L. Sicinius Dentatus

RE, II A 2, 2189-2190, n° 3 (auteur : Fr. Münzer) et G. Niccolini, FTP, p. 26-27.

Sources

Amm., 25, 3, 13 et 27, 10, 16 ; D.H., 10, 36, 2-6 ; 10, 37 à 10, 40, 2 ; 10, 43, 3 ; 10, 44 à 10, 49 ; 10, 52, 1-3 ; 10, 56, 2 ; 11, 25 à 11, 28, 1 et 11, 44, 1 ; Fest., p. 208 L. s.v. obsidionalis corona ; Gell., 2, 11, 1-3 ; Liv., 3, 43 ; 3, 51, 6-7 et 3, 51, 11-13 ; Paris, 3, 2, 24 ; Plin., nat., 7, 101-102 ; nat., 16, 13-14 et nat., 22, 9 ; Val.
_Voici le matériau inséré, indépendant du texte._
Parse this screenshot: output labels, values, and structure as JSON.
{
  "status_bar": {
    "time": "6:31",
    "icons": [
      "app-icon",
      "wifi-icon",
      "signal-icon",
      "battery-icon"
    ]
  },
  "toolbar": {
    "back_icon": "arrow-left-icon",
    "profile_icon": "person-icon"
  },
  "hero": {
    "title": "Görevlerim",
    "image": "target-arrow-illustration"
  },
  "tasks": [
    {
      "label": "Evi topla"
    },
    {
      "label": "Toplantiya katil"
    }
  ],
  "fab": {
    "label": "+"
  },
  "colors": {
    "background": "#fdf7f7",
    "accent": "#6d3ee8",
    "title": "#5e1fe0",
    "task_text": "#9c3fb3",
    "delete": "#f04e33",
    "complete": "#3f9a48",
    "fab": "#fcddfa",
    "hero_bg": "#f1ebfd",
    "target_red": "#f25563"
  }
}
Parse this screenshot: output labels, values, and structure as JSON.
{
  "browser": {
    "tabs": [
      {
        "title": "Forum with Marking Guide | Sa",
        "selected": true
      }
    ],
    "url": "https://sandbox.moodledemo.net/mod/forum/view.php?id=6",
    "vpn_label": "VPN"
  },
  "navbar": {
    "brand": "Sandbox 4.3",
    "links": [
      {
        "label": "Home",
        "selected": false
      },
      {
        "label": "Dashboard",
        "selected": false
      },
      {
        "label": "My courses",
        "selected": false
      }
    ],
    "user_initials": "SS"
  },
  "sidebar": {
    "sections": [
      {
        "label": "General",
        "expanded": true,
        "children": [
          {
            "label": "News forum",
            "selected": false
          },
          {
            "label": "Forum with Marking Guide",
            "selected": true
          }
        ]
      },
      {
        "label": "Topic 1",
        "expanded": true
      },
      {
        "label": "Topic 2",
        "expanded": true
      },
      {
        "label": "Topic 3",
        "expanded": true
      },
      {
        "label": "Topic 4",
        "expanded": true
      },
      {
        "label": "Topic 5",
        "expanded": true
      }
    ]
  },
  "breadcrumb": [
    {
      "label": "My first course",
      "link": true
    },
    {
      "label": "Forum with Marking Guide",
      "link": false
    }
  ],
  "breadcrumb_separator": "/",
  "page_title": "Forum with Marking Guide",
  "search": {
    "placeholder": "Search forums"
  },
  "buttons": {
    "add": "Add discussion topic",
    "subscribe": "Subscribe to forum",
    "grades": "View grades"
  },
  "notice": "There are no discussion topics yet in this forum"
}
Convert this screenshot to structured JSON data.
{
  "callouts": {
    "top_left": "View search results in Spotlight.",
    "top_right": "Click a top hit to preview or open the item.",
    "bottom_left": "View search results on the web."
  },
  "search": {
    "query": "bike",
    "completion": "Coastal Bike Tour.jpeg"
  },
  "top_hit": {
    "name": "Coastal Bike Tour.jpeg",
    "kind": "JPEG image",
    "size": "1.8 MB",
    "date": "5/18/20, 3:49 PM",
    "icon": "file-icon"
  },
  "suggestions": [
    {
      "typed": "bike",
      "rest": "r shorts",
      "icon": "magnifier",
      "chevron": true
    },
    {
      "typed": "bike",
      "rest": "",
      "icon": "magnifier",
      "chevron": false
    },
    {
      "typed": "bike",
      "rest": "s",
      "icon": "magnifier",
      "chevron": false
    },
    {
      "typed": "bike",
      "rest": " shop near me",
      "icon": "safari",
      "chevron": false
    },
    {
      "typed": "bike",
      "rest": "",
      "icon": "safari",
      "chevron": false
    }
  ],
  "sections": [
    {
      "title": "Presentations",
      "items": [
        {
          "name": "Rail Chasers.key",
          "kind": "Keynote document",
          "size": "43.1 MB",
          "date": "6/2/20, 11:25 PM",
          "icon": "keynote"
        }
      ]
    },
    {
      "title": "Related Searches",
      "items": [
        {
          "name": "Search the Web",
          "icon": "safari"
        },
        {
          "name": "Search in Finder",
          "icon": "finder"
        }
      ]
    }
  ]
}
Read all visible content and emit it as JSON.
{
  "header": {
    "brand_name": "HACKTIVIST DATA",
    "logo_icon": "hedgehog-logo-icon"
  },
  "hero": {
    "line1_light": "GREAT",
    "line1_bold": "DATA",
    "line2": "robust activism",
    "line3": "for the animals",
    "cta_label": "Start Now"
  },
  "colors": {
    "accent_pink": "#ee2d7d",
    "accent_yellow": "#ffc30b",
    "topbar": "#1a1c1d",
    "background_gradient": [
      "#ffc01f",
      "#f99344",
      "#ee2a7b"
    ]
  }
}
Max., 3, 2, 24 et Zonar., 7, 18.

Notice

L. Sicinius Dentatus fait partie de ces personnages quasi mythologiques de l’histoire de la République romaine, ce que trahit le surnom d’« Achille romain » que lui donnèrent Aulu-Gelle ainsi que Festus ou le fait que Niebuhr le comparait à Roland[1]. Son nom n’est pas tout à fait certain car le gentilice varie selon les auteurs[2]. Denys d’Halicarnasse, Tite-Live, Pline l’Ancien, Valère Maxime et son abréviateur, Zonaras l’appellent L. Siccius Dentatus (Tite-Live et Zonaras omettant toutefois le cognomen). Ammien Marcelin et Aulu-Gelle l’appellent L. Sicinius Dentatus. Enfin, les manuscrits de Festus hésitent entre L. Siccius Dentatus et L. Sergius Dentatus. Cette incertitude est révélatrice du statut du personnage et fut la source de nombreuses interrogations. Nous savons que les Siccii sont une gens patricienne d’origine étrusque qui disparût très tôt dans l’histoire de la République romaine et que la confusion était fréquente entre les Siccii patriciens et les Sicinii plébéiens[3]. Il est donc plus judicieux d’estimer que le nom réel de ce personnage fut L. Sicinius Dentatus. Toutefois, Mommsen, dans un article célèbre, défendit l’idée que l’Achille romain était un Siccius et non un Sicinius[4]. Cette affirmation fut rejetée, en particulier par Münzer dans son article de la RE, et il nous semble en effet que la bonne lecture soit Sicinius, même s’il n’existe pas d’arguments autres que logiques en ce sens[5]. Plus intéressante encore est l’hésitation de Festus entre Sicinius et Sergius. Elle trahit le fait que la figure de Dentatus fut précocement rapprochée de celle de M. Sergius Silus, ancêtre de Catilina et combattant héroïque de la deuxième guerre punique. Enfin, son cognomen est curieux puisqu’il exprime une particularité physique : les dents et le fait d’avoir des dents[6]. L’application unanime d’un tel surnom laisse perplexe mais est peut-être issue de traditions anciennes quant à certaines caractéristiques physiques du personnage.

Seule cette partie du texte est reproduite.